In conclusion, the high-quality chromosome-level assembly of tree sparrows improved our knowledge about the SDs in avian species. The SD events added a large number of new copies of eight gene families into tree sparrow genomes, which effectively provided abundant raw genetic material. In addition, the testis-specific expression patterns of these new genes provided direct proof for the “out of testis” hypothesis. We hope that our study can inspire further studies and exploration of the SDs and their evolutionary consequence in other avian species.
ACKNOWLEDGMENTS
This work was supported by the National Natural Science Foundation of China (No. 31572216) and the Foundation for Excellent Doctoral Student of Gansu Province (No. 22JR5RA413). We received support for the computational work from the Supercomputing Centre of Lanzhou University.

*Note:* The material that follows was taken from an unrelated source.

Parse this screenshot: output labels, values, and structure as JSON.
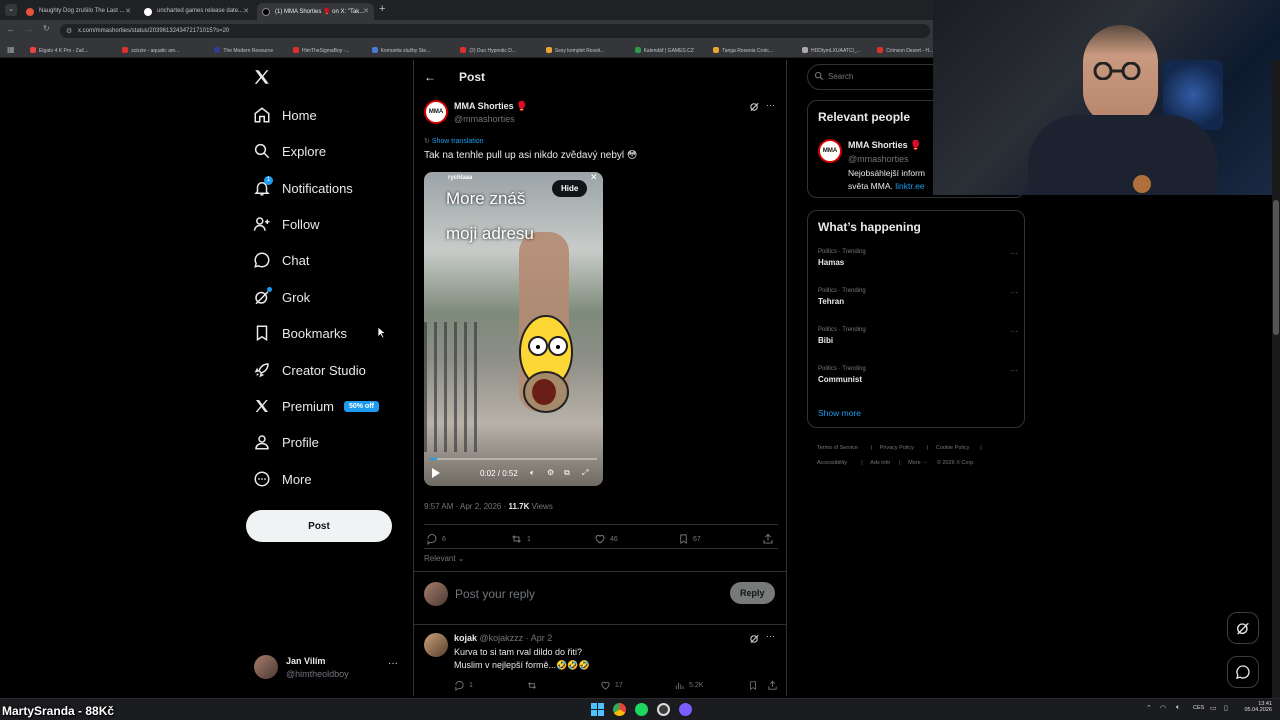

We thank Dr. Gang Song and Yanzhu Ji (Institute of Zoology, Chinese Academy of Science, Beijing, China) for their helpful comments on the manuscript.
CONFLICT OF INTEREST
The authors have no conflicts of interest to declare.
Open Research
DATA AVAILABILITY STATEMENT
All raw sequence data have been deposited in the National Center for Biotechnology Information (NCBI) Sequence Read Archive (SRA) (BioProject: PRJNA867105).